D’autre part, s’agissant des biens acquis sous l’empire des conventions conclues à compter du 5 janvier 1998, qui sont qualifiées de conventions d’objectifs et de moyens, à supposer que certains des biens revendiqués eussent été acquis, fût-ce pour partie, grâce aux subventions versées par la commune de Toulouse, cette circonstance ne confère à cette dernière aucun droit de propriété.
26. Il résulte de ce qui précède que la nature juridique des conventions soumises à qualification ne donne, en elle-même, aucun droit de retour ou de propriété des fonds photographique et documentaire à la commune de Toulouse. Pour autant, le tribunal n’est toutefois pas en mesure, en l’absence d’informations sur les conditions et dates d’acquisition des biens dont il est demandé revendication ou de tout autre acte susceptible d’avoir prévu leur transfert dans le patrimoine de la commune, de se prononcer sur leur propriété, pas plus qu’il ne pourrait se prononcer, à
l’inverse, sur la propriété des fonds constitués par la commune lorsqu’elle exploitait en régie la galerie photographique.
Sur les frais de l’ instance :
27. Aux termes de l’ article L. 761-1 du code de justice administrative : "Dans toutes les instances, le juge condamne la partie tenue aux dépens ou, à défaut, la partie perdante, à payer à
l’autre partie la somme qu’il détermine, au titre des frais exposés et non compris dans les dépens.
Le juge tient compte de l’équité ou de la situation économique de la partie
condamnée. Il peut, même d’ office, pour des raisons tirées des mêmes considérations, dire qu’ il
n’y a pas lieu à cette condamnation.".
28. Dans les circonstances de l’ espèce, les frais exposés à l’ occasion de l’ instance sont laissés à la charge des parties.
DECIDE:
Article 1er Il est déclaré que les conventions conclues le 11 janvier 1985 et le 4 mai 1987 sont des marchés publics.

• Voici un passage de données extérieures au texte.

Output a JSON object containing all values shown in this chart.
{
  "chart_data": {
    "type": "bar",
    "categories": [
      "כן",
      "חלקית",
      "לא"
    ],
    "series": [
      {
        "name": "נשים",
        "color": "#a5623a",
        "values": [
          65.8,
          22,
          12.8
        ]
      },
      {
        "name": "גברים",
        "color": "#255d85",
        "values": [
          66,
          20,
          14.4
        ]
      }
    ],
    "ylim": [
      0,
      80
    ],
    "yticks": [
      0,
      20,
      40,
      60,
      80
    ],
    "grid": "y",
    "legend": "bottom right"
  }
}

Article 2 : Il est déclaré que les conventions conclues le 5 janvier 1998, le 6 janvier 2003, le 29 janvier 2008, ainsi que l’ensemble contractuel conclu à compter de 2013 sont des conventions
d’objectifs et de moyens assorties de subventions.
Article 3 : Le tribunal n’ est pas en mesure de répondre à la question préjudicielle relative à la nature publique ou privée des biens dont il est demandé revendication devant le juge- commissaire du tribunal judiciaire de Toulouse.
Article 4 : Le surplus des demandes des parties est rejeté.
Article 5 : Le présent jugement sera notifié au juge-commissaire du tribunal judiciaire de
Toulouse, à la commune de Toulouse et à l’association PACE.
Délibéré après l’ audience du 19 janvier 2021, à laquelle siégeaient :
M. Truilhé, président,
M. X, premier conseiller,
Mme David-Brochen, conseillère.
Rendu public par mise à disposition du greffe le 2 février 2021.
Le rapporteur, P. PEYROT
Le président, J.-C. TRUILHE
La greffière,
M. Y
La République mande et ordonne au garde des sceaux, ministre de la justice, en ce qui le concerne ou à tous huissiers de justice à ce requis en ce qui concerne les voies de droit commun contre les parties privées, de pourvoir à l’exécution de la présente décision.